Cartîgna " : Petite lettre brésilienne

Fazenda Nova, le 31 mars 2002.

        Chers Amis,

        Au début des années 60, au Brésil et dans l´ensemble de l´Amérique latine, avec l’appui de l’Eglise catholique, de nombreux groupes de femmes et d’hommes créèrent les " Communautés Ecclésiales de Base ", cebs@robynet.com.br. Fondées sur la théologie de la libération, ces communautés rurales et urbaines se répandirent rapidement en aidant les travailleurs à s’organiser collectivement pour lutter contre toutes formes d’injustices sociales. En relisant la Bible à partir du point de vue des opprimés, les théologiens de la libération condamnent le système capitaliste, le jugeant opposé au respect de la personne. L´actuelle globalisation de l´économie confirme ces propos.

        Sous la dictature militaire qui sévit au Brésil de 1964 à 1984, naît en 1975 la " Commission Pastorale de la Terre ". Les communautés ecclésiales de base du centre et du nord du pays s´organisent pour défendre les petits paysans. Les conflits pour la terre se généralisent dans tout le pays "obligeant" la C.P.T. à devenir une institution nationale - http://www.cptnac.com.br. C´est dans l’état de Rio Grande do Sul qu´elle donne naissance au " Mouvement des Paysans Sans Terre " - www.mst.org.br.

        Cette lutte pour la redistribution équitable de la terre est dure.

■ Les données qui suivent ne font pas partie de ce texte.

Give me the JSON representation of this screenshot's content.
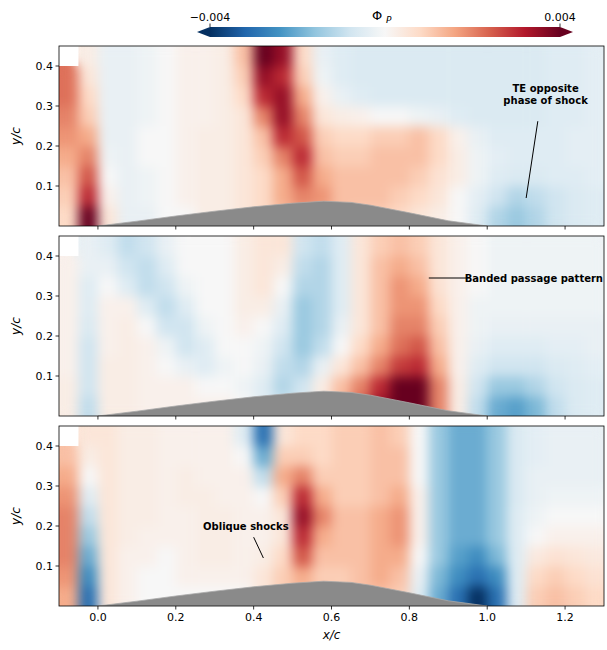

Toujours aujourd´hui, de grands propriétaires ont recours à la violence et paient des " pistoleiros " pour assassiner ceux qui conscientisent le peuple à son droit fondamental de posséder une terre y pour vivre. Le journal " Pastorale de la Terre " publie régulièrement des listes de femmes et d´hommes assassinés et renseigne les dates, les noms, les lieux et les identités des commanditaires suspectés. Ceci n´est pas de la fiction ! C´est notre réalité. Aussi dramatique que les enfants de la rue assassinés...

        Sous la dictature militaire, la C.P.T. cptdiocesegoias@cultura.com.br a joué un rôle fondamental pour démasquer les politiques répressives envers le peuple brésilien et est, toujours aujourd’hui, un pilier central de l’organisation de la lutte des opprimés pour l’accès à leur terre.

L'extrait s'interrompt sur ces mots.